Ravi mengarahkan pistolnya kepada Ibu itu. Ibu itu semakin emnangis dan memohon. Aku mulai berlari, dan berteriak agar Ravi berhenti. Dia melihatku, dia melihat tepat ke arahku. Kupikir dia akan berhenti dan melepaskan Ibu dan anak itu. Tapi sambil tersenyum padaku, dia menembak sang Ibu tepat di kepalanya. Aku berteriak dan menghampirinya.
"Kenapa?! Kenapa kau lakukan itu?!" Aku berteriak dan menatap tepat di matanya. Ravi tersenyum dan berkata "Dia pantas mendapatkannya." "Tapi dia sudah memohon!" Aku semakin tidak mengerti apa yang terjadi padanya. "Apa kamu mau mengkhianati kami? Kamu membela mereka?!" Belum sempat aku menjawab, Ravi memberikan pistolnya kepadaku. "Ambil, tembak bayi itu. Kalau tidak, kamu adalah pengkhianat!"
Kuarahkan pistolku. Aku melihat bayi itu. Aku melihat matanya yang tidak berdosa, dan lalu dia tersenyum memandangku. Aku melihat Ravi yang memandangku dengan tajam. Aku memejamkan mataku, dan aku menarik pelatuknya. Dor! Satu tembakan dan Ravi terjatuh dengan mata terbuka lebar.
Seketika air mataku mengalir. Habis sudah semuanya. Satu-satunya temanku, sahabatku selamanya, pergi. Aku mengambil bayi itu dan aku berlari. Beberapa teman mencoba memberhentikanku, menanyakan apa yang kulakukan, dan menodongku dengan pistol. Aku tidak lagi ragu menembak. Aku salah! Aku salah! Aku bodoh! Aku terjebak dalam emosi dan dendamku.
Kemana aku harus pergi? Mereka mengejarku dan memanggilku pengkhianat. Aku harus bagaimana? Aku berlari tanpa arah. Aku sama sekali tidak tahu tempat ini. Aku masuk ke dalam sebuah rumah. Ada 3 orang bersembunyi di dalam lemari. Gemetar ketakutan melihatku. Aku berkata agar mereka menjaga bayi itu, dan pergi setelah sang Ibu dari keluarga itu mengambil bayi itu.
Lagi-lagi aku berlari. Mereka mengejarku dan menghujaniku dengan tembakan. Aku tidak bisa laagi berlari, aku tidak kuat lagi melangkah. Tapi mereka terus mendakat. Aku melihat kebelakang dan aku melihat mereka. Aku berbalik dan menembak mereka sebisaku.

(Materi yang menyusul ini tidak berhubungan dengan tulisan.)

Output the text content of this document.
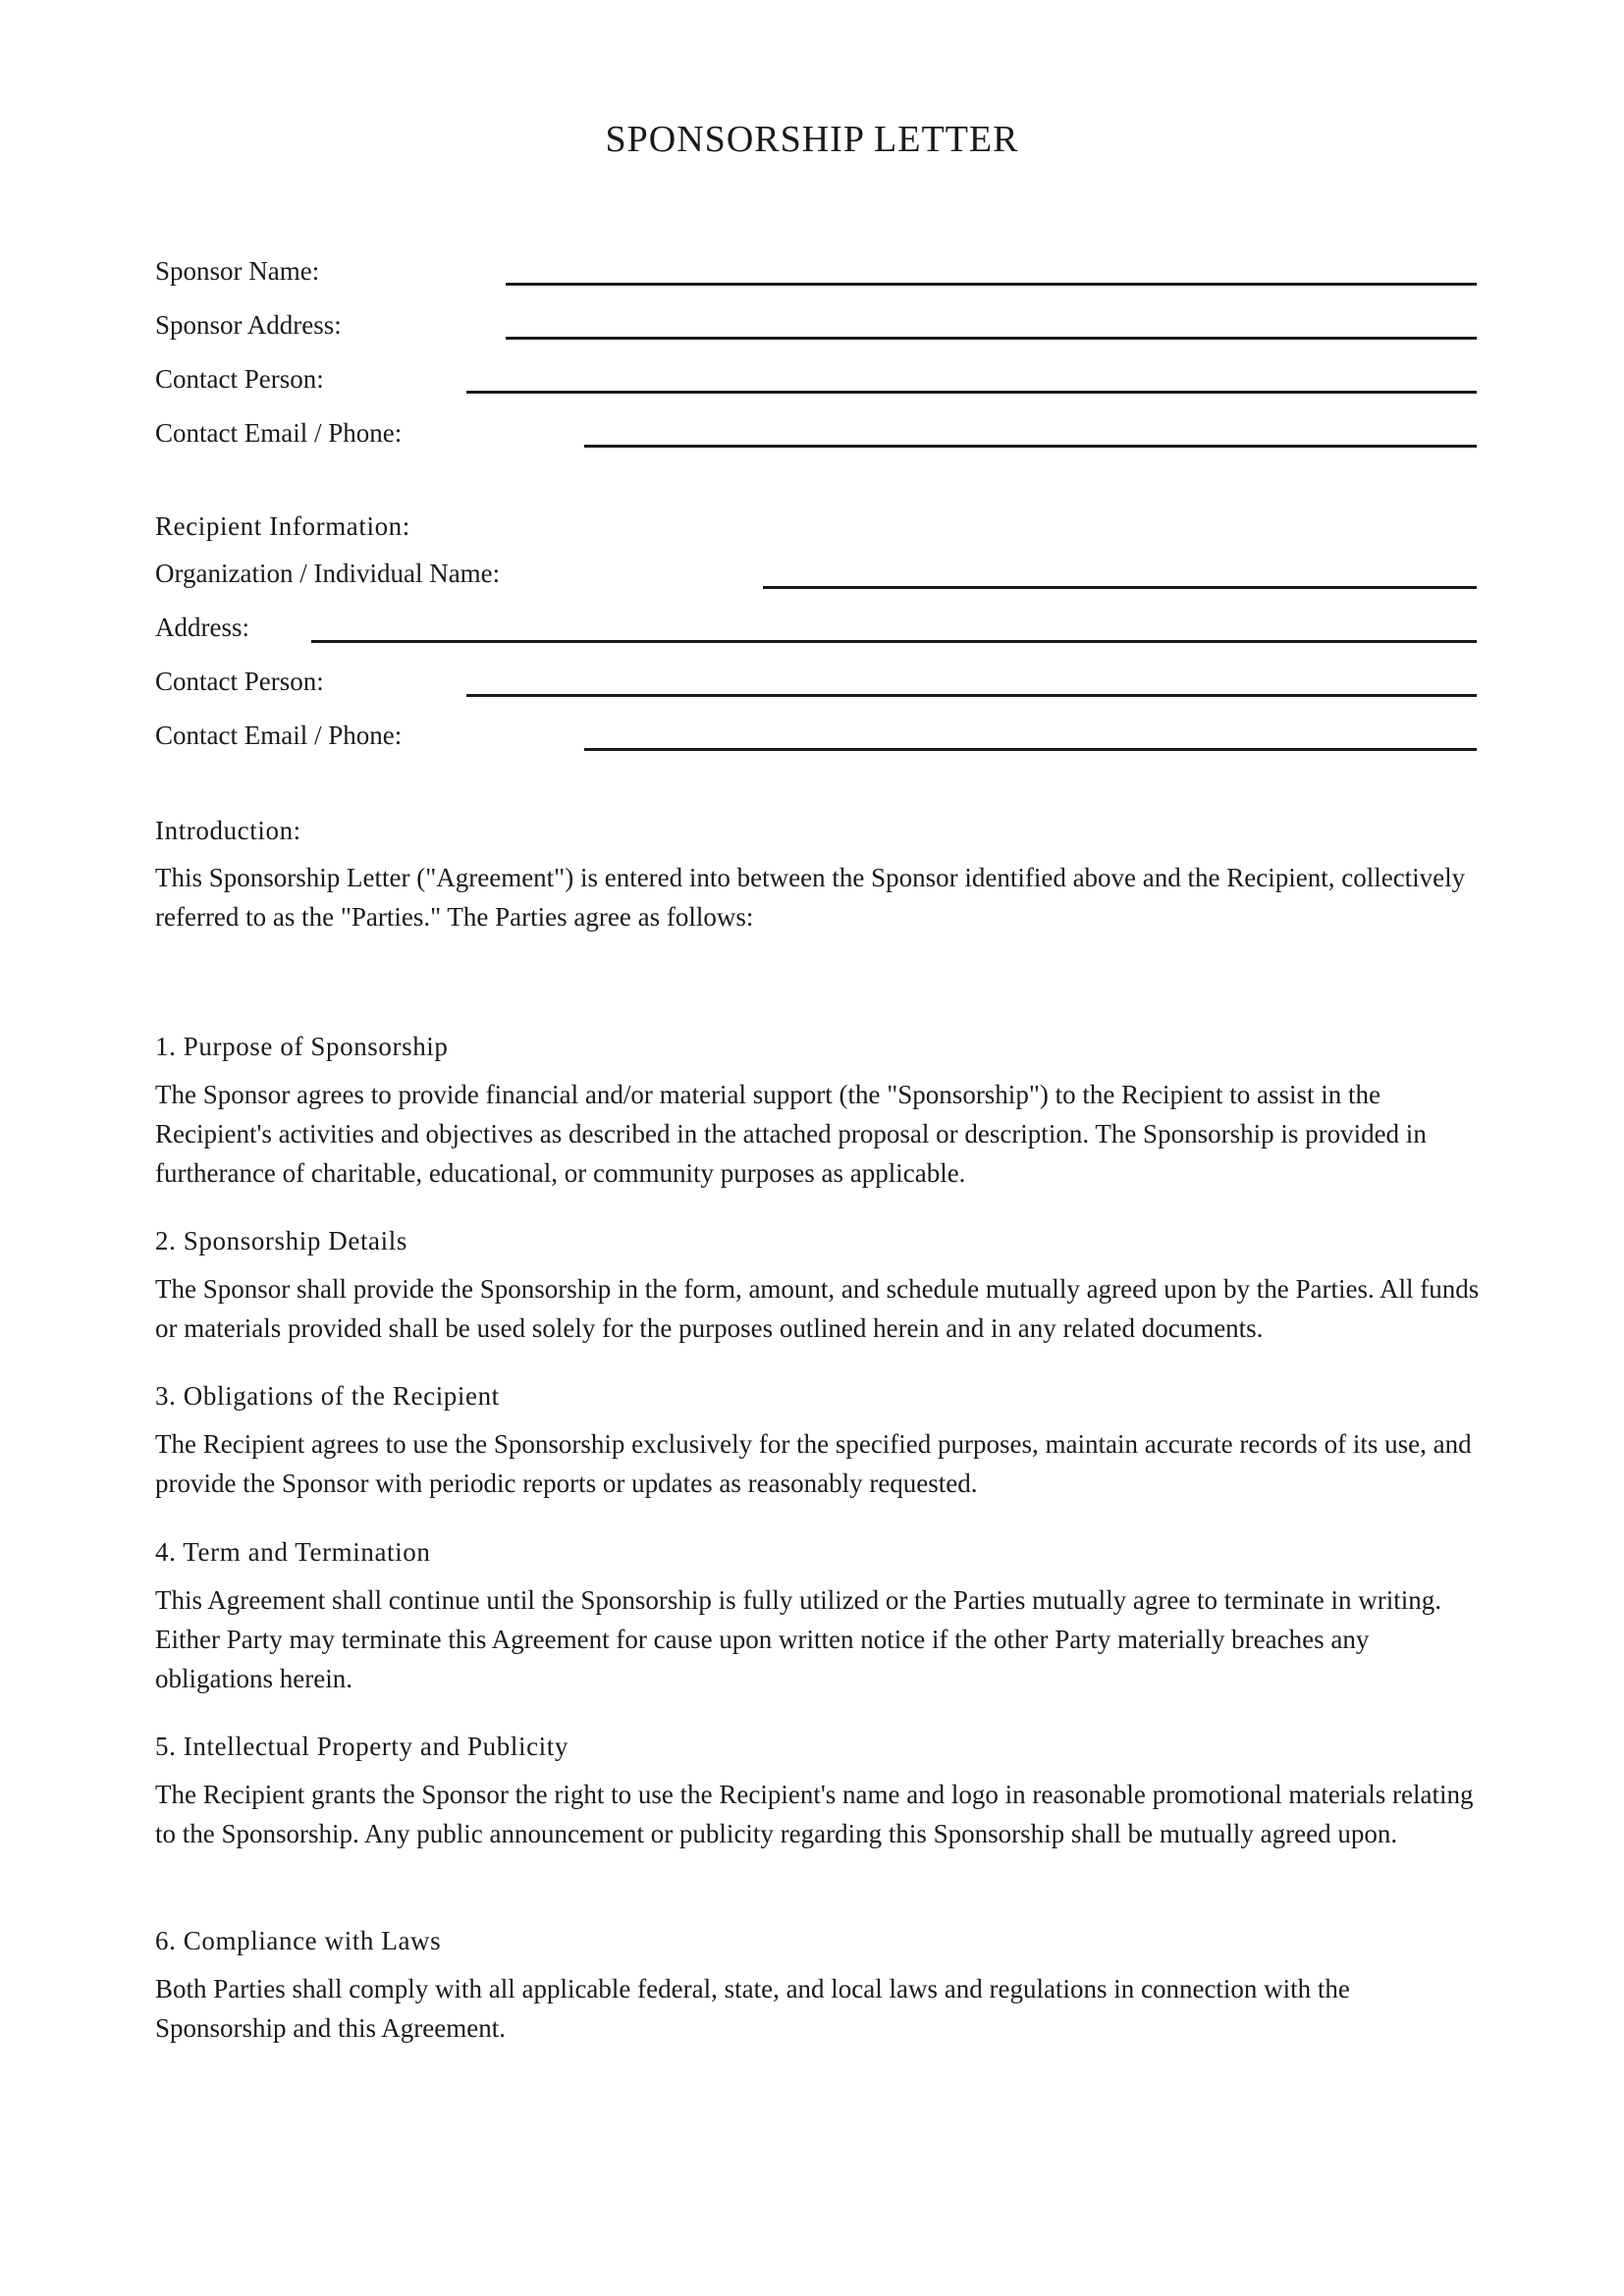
SPONSORSHIP LETTER
Sponsor Name:
Sponsor Address:
Contact Person:
Contact Email / Phone:
Recipient Information:
Organization / Individual Name:
Address:
Contact Person:
Contact Email / Phone:
Introduction:

This Sponsorship Letter ("Agreement") is entered into between the Sponsor identified above and the Recipient, collectively referred to as the "Parties." The Parties agree as follows:

1. Purpose of Sponsorship

The Sponsor agrees to provide financial and/or material support (the "Sponsorship") to the Recipient to assist in the Recipient's activities and objectives as described in the attached proposal or description. The Sponsorship is provided in furtherance of charitable, educational, or community purposes as applicable.

2. Sponsorship Details

The Sponsor shall provide the Sponsorship in the form, amount, and schedule mutually agreed upon by the Parties. All funds or materials provided shall be used solely for the purposes outlined herein and in any related documents.

3. Obligations of the Recipient

The Recipient agrees to use the Sponsorship exclusively for the specified purposes, maintain accurate records of its use, and provide the Sponsor with periodic reports or updates as reasonably requested.

4. Term and Termination

This Agreement shall continue until the Sponsorship is fully utilized or the Parties mutually agree to terminate in writing. Either Party may terminate this Agreement for cause upon written notice if the other Party materially breaches any obligations herein.

5. Intellectual Property and Publicity

The Recipient grants the Sponsor the right to use the Recipient's name and logo in reasonable promotional materials relating to the Sponsorship. Any public announcement or publicity regarding this Sponsorship shall be mutually agreed upon.

6. Compliance with Laws

Both Parties shall comply with all applicable federal, state, and local laws and regulations in connection with the Sponsorship and this Agreement.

Peluru menembus tubuhku. Sakit. Tapi tidak sebanding dengan penyesalanku. Aku terjatuh ke tanah. Aku melihat langit yang biru. Untuk pertama kalinya, dunia terasa hening dan indah. Aku merasa sangat tenang dan damai. Air mataku menetes. Kerinduanku akan kedamaian yang telah lama kutinggalkan. Ayah yang aku kecewakan. Aku rindu ayah... Aku ingin mengulang waktu, tapi aku terlambat dan sekarang semuanya berakhir.
Aku menutup mataku. Kemudian, aku pergi.
Cerita ini hanya fiktif dan sama sekali tidak bermaksud untuk menyinggung siapapun. Untuk kesamaan nama tokoh, tempat atau peristiwa, bukan merupakan kesengajaan. Untuk kesalahan pengetikan dan pemilihan kata, saya minta maaf. Pesan moral ambil sendiri.